The Labour party said the decision to appoint an internal candidate as chief executive is "most disappointing ... I am not in any way casting any aspersions on Mr Boucher's ability or integrity, but this is a missed opportunity to signal a new beginning in Irish banking", said spokeswoman on Finance, Joan Burton. Senator Shane Ross raised the appointment in the Senate and—while later admitting hyperbole—said "possibly the most disgraceful appointment in the business world in living memory."

==Personal life==
He is married to Sandra Boucher, has two children, Katie and Keith and lives in Clontarf, Dublin. He is a first cousin of Eamon Delaney (their mothers were sisters). A rugby fan, he trains a children's rugby team.

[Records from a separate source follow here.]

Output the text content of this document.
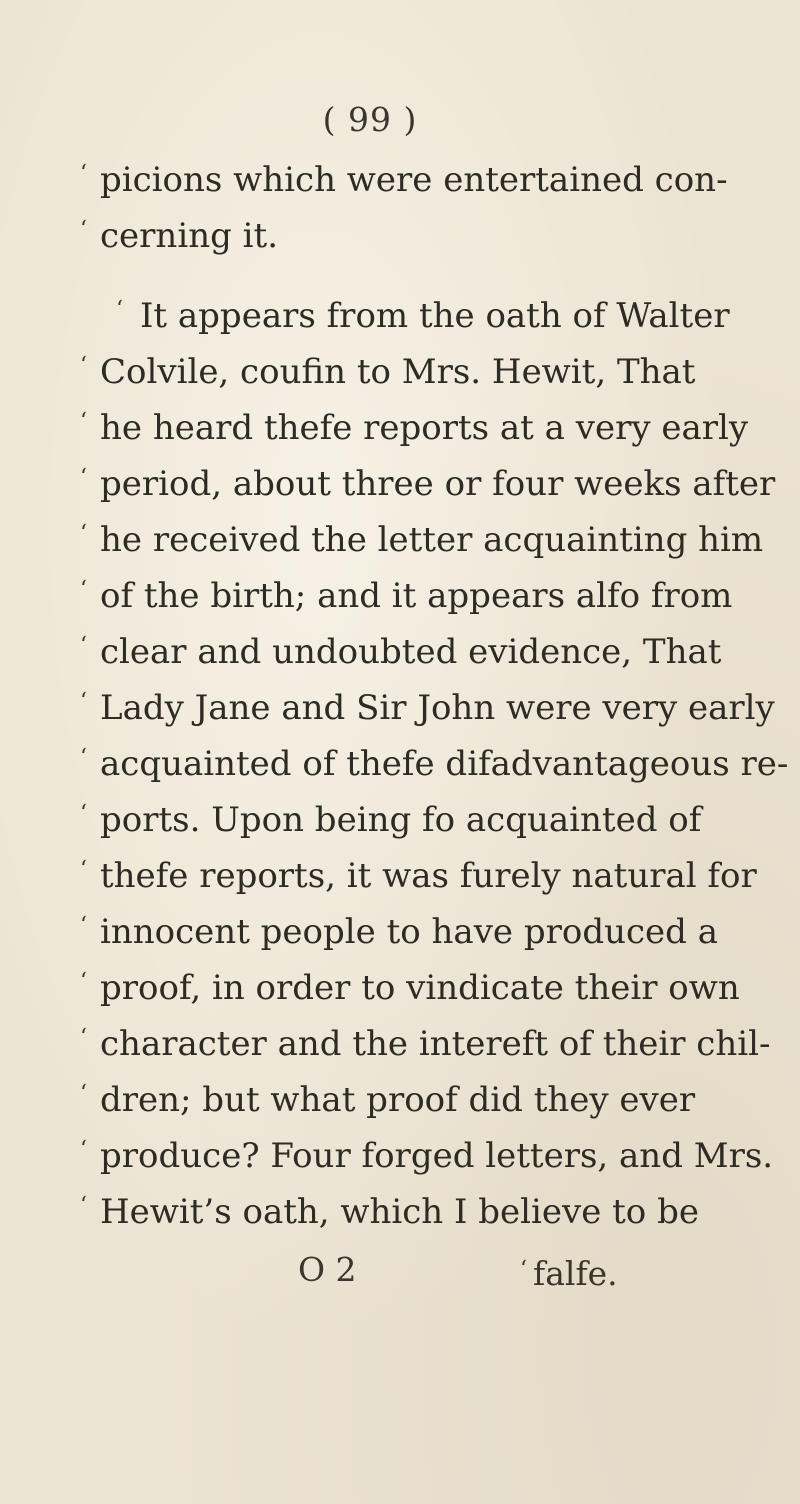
( 99 )
‘ picions which were entertained con-
‘ cerning it.
‘ It appears from the oath of Walter
‘ Colvile, coufin to Mrs. Hewit, That
‘ he heard thefe reports at a very early
‘ period, about three or four weeks after
‘ he received the letter acquainting him
‘ of the birth; and it appears alfo from
‘ clear and undoubted evidence, That
‘ Lady Jane and Sir John were very early
‘ acquainted of thefe difadvantageous re-
‘ ports. Upon being fo acquainted of
‘ thefe reports, it was furely natural for
‘ innocent people to have produced a
‘ proof, in order to vindicate their own
‘ character and the intereft of their chil-
‘ dren; but what proof did they ever
‘ produce? Four forged letters, and Mrs.
‘ Hewit’s oath, which I believe to be
O 2	‘ falfe.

His basic salary is €690,000 (The Irish Government put a €500,000 salary cap on chief executives of state-guaranteed banks). Additionally, among other benefits, he has an annual car cash allowance of €34,000, and receives free tax advice in accordance with executive levels. The employment contract includes a permanent gagging clause.

As of 31 December 2009 he had €946,000 in loans from the Bank of Ireland, with €708,000 described as "other loans" and €235,000 in mortgage loans. In April 2010, following contact between the Taoiseach's department and the bank he waived his option to retire on pension at 55 and thus removed the need to top up his pension by €1.5m.